Actualisé 06.08.2012 à 20:01

BanquesVoyages risqués pour les banquiers

La liste des désagréments s'allonge pour les collaborateurs dont le nom a été livré par leur employeur aux Etats-Unis. Certains pays européens représentent désormais un risque pour plusieurs d'entre eux.

En plus des risques encourus sur le territoire américain, les banquiers dont le nom a été livré au fisc américain pourraient également devoir limiter leurs déplacements en Europe.

Les autorités américaines peuvent en effet engager des procédures contre ces collaborateurs via Interpol dans les pays d'Europe avec lesquels elles ont conclu des accords d'extradition, a expliqué lundi à l'ats Denise Chervet, secrétaire centrale de l'Association suisse des employés de banque (ASEB).

L'ASEB distingue deux groupes de personnes, parmi les quelque 10'000 employés concernés, qui pourraient être ennuyées en cas de déplacement à l'étranger.

Il y a d'une part les collaborateurs qui ont directement travaillé avec des clients américains et qui, pour certains d'entre eux, se sont rendus aux Etats-Unis. «Ces personnes courent le risque d'être inculpées pour violation de la loi fiscale américaine pour avoir aidé à frauder le fisc», a averti Mme Chervet.

Plusieurs pays frontaliers

Et d'autre part, les banquiers qui, bien que n'ayant pas eu de contacts avec des clients américains, ont eu accès à des données ou ont exécuté des ordres. «Même si ces employés ne risquent pas d'être inculpés, ils pourraient être appelés à témoigner», a souligné Mme Chervet.

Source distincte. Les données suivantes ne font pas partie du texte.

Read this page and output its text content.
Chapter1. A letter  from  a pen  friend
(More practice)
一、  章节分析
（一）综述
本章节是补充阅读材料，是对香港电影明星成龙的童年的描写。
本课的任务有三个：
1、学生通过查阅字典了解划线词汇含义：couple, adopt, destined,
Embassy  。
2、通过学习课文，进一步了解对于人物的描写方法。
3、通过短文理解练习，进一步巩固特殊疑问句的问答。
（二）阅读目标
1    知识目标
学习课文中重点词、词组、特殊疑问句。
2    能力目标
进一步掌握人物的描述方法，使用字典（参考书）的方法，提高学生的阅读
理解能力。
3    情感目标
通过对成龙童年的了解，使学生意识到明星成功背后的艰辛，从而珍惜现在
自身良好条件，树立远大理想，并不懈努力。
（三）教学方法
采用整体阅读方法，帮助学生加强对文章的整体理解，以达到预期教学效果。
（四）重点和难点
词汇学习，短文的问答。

«Si les Etats-Unis lancent un mandat d'arrêt via Interpol, le collaborateur visé peut être arrêté dans tous les pays avec lesquels Washington a conclu des accords d'extradition, et dans lesquels les faits reprochés sont également punissables», a précisé la secrétaire centrale de l'ASEB. «Nous leur conseillons donc la plus grande prudence», a-t-elle conclu.

Les pays avec lesquels les Etats-Unis ont conclu ce type d'accord sont notamment, la France, l'Allemagne, l'Italie, l'Autriche et la Grande-Bretagne. A noter que la Suisse n'extrade pas ses propres ressortissants.

Listes d'Interpol secrètes

L'avocat genevois Douglas Hornung, qui défend quelque 40 employés et ex-employés de banques empêtrés dans cette affaire, partage cette crainte. «On ne sait pas ce que les Etats-Unis vont faire avec ces données. Par mesure de précaution, je recommande à mes clients de ne pas quitter la Suisse».

Concernant une possible arrestation, l'avocat confirme que «c'est un risque». Et de rappeler le cas d'une personne arrêtée en avril à l'aéroport de Francfort parce qu'elle portait le même nom qu'un collaborateur de Credit Suisse listé, dont Washington avait demandé l'extradition.

Par ailleurs, Denise Chervet fait encore remarquer qu'il est impossible de savoir qui figure sur ces listes d'Interpol. «Dans les règlements d'Interpol, figure une interdiction formelle de communiquer sur les personnes recherchées», note-t-elle.

Onze banques dans le collimateur

A la mi-avril, le Conseil fédéral avait autorisé les onze banques qui sont dans le collimateur du fisc américain à livrer aux Etats- Unis les noms de leurs collaborateurs, ainsi que des tiers, par exemple des gérants de fortune externes. Jusqu'alors, les documents commerciaux transmis devaient être cryptés.

La liste de ces onze banques n'a jamais été officiellement publiée. Me Hornung cite plusieurs établissements, notamment Julius Baer, Credit Suisse et HSBC. La Banque Cantonale de Zurich avait elle annoncé fin avril être prête à livrer des informations sur ses employés, sans préciser le nombre de personnes concernées.